“I love You, O Lord, my strength. The Lord is my rock and my fortress and my deliverer,
My God, my rock, in whom I take refuge; My shield and the horn of my salvation, my stronghold.”
There are a lot of things we can become overly attached to, even obsessed with, but the one we are going to focus on today is our attachment to people. There is a big difference between healthy attachments and unhealthy attachments. While God designed us to be in relationships with one another, He never intended for us to become desperately dependent on other people.
God wants to be our one and only Savior and when we place other people in that position, we attempt to fill God’s intended role. We know God wants us to be dependent on Him and Him alone, but we must also accept that we live in a fallen world where we are highly susceptible to becoming dependent on people.
When I entered into counseling with a Christian therapist several years back, I was introduced to the term co-dependency. Almost immediately, I began to recognize and understand some of the underlying issues I had struggled with for most of my life. Co-dependency is, simply put, an unhealthy attachment to another person. It’s often associated with those who find themselves in relationships with loved ones or friends who are controlling or struggle with addictions.
But, it doesn’t necessarily start there.
Co-dependency is often birthed as a result of past trauma and pain. For me, it began at a very young age and was the result of a dysfunctional childhood where I regularly observed my mother covering-up and compensating for my dad’s unpredictable behaviors. Speaking from years of experience, countless hours of counseling, and extensive study on the subject, co-dependency is not something we choose. It is a legitimate issue that must be dealt with so we can overcome it.
Co-dependency is like a disease. Left untreated it can spread throughout our life like cancer. Yet unlike cancer, it only consumes the individual who has it. Co-dependency can be handed down to our children and can be a growth agent for the issues and struggles of loved ones as we enable, rescue, and care-take them. Left untreated, stuffed, denied, or underestimated, like I did for years, co-dependency will continue to grow and maintain control over our lives — until we reach our breaking point.

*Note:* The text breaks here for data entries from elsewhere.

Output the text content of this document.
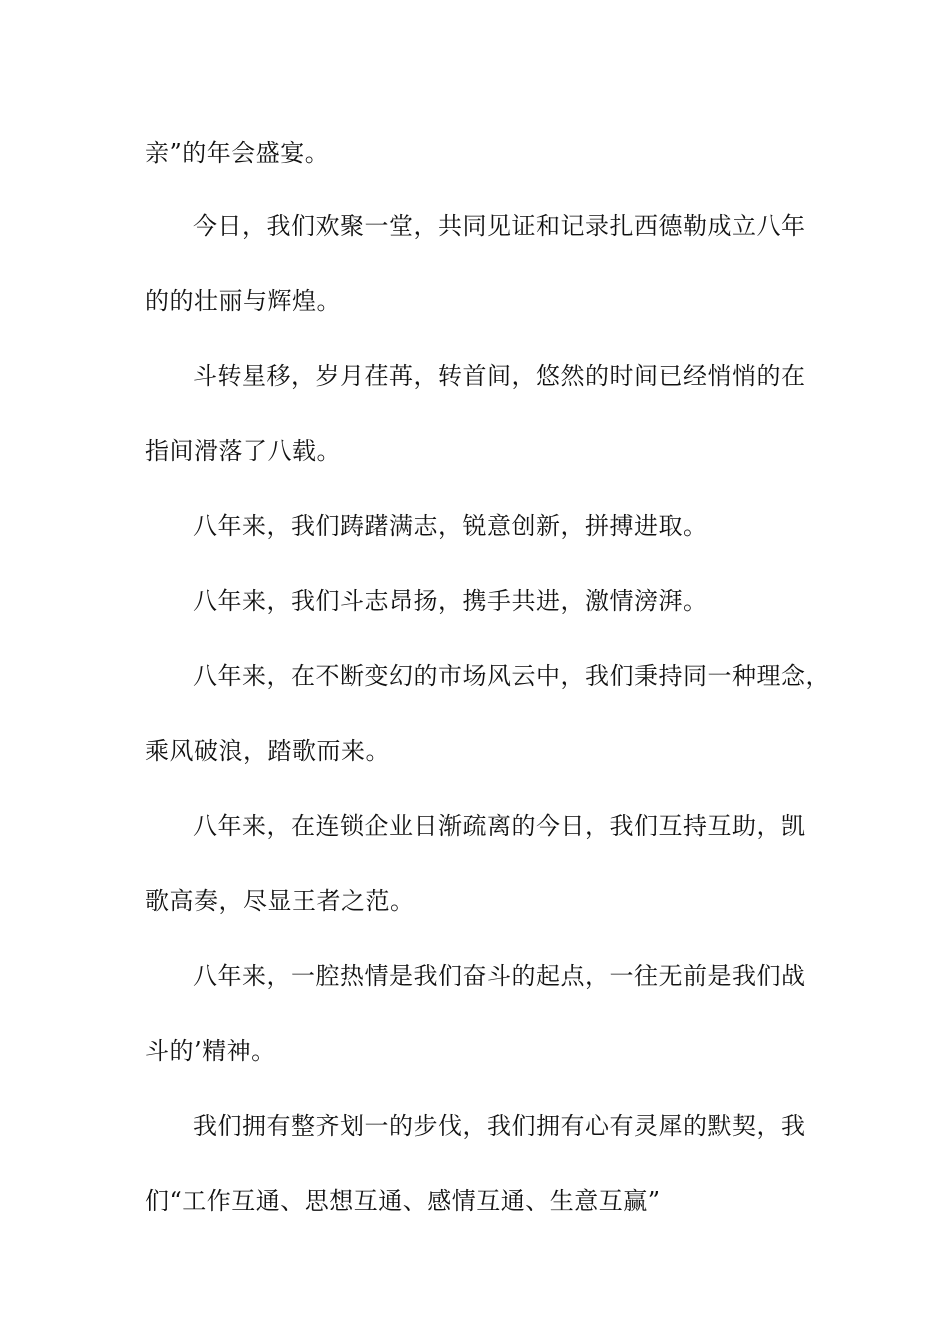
亲”的年会盛宴。
今日，我们欢聚一堂，共同见证和记录扎西德勒成立八年
的的壮丽与辉煌。
斗转星移，岁月荏苒，转首间，悠然的时间已经悄悄的在
指间滑落了八载。
八年来，我们踌躇满志，锐意创新，拼搏进取。
八年来，我们斗志昂扬，携手共进，激情滂湃。
八年来，在不断变幻的市场风云中，我们秉持同一种理念，
乘风破浪，踏歌而来。
八年来，在连锁企业日渐疏离的今日，我们互持互助，凯
歌高奏，尽显王者之范。
八年来，一腔热情是我们奋斗的起点，一往无前是我们战
斗的’精神。
我们拥有整齐划一的步伐，我们拥有心有灵犀的默契，我
们“工作互通、思想互通、感情互通、生意互赢”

In order to overcome it, we must admit we have a problem and submit to the process of dealing with the trauma or relationship that brought it on in the first place.
God understands our struggles and meets us right where we are. He sees past our pain and hurt and desires that we heal so that we can return to a right relationship with Him as Lord and Savior of our lives.
“For we do not have a high priest who cannot sympathize with our weaknesses,
but One who has been tempted in all things as we are, yet without sin.” Hebrews 4:15
If you have an unhealthy attachment to a person, place or thing — join me today in taking the first step toward freedom — admit your struggle to at least one safe friend and ask them to join you in praying for wisdom and discernment regarding the next steps you should take. If your attachment is serious or life-threatening, don’t wait — seek help immediately from a Christian Counselor or godly friend. God wants to give you the courage to break free from your dependencies — so you too can embrace true freedom and pursue the abundant life He so graciously has prepared for you.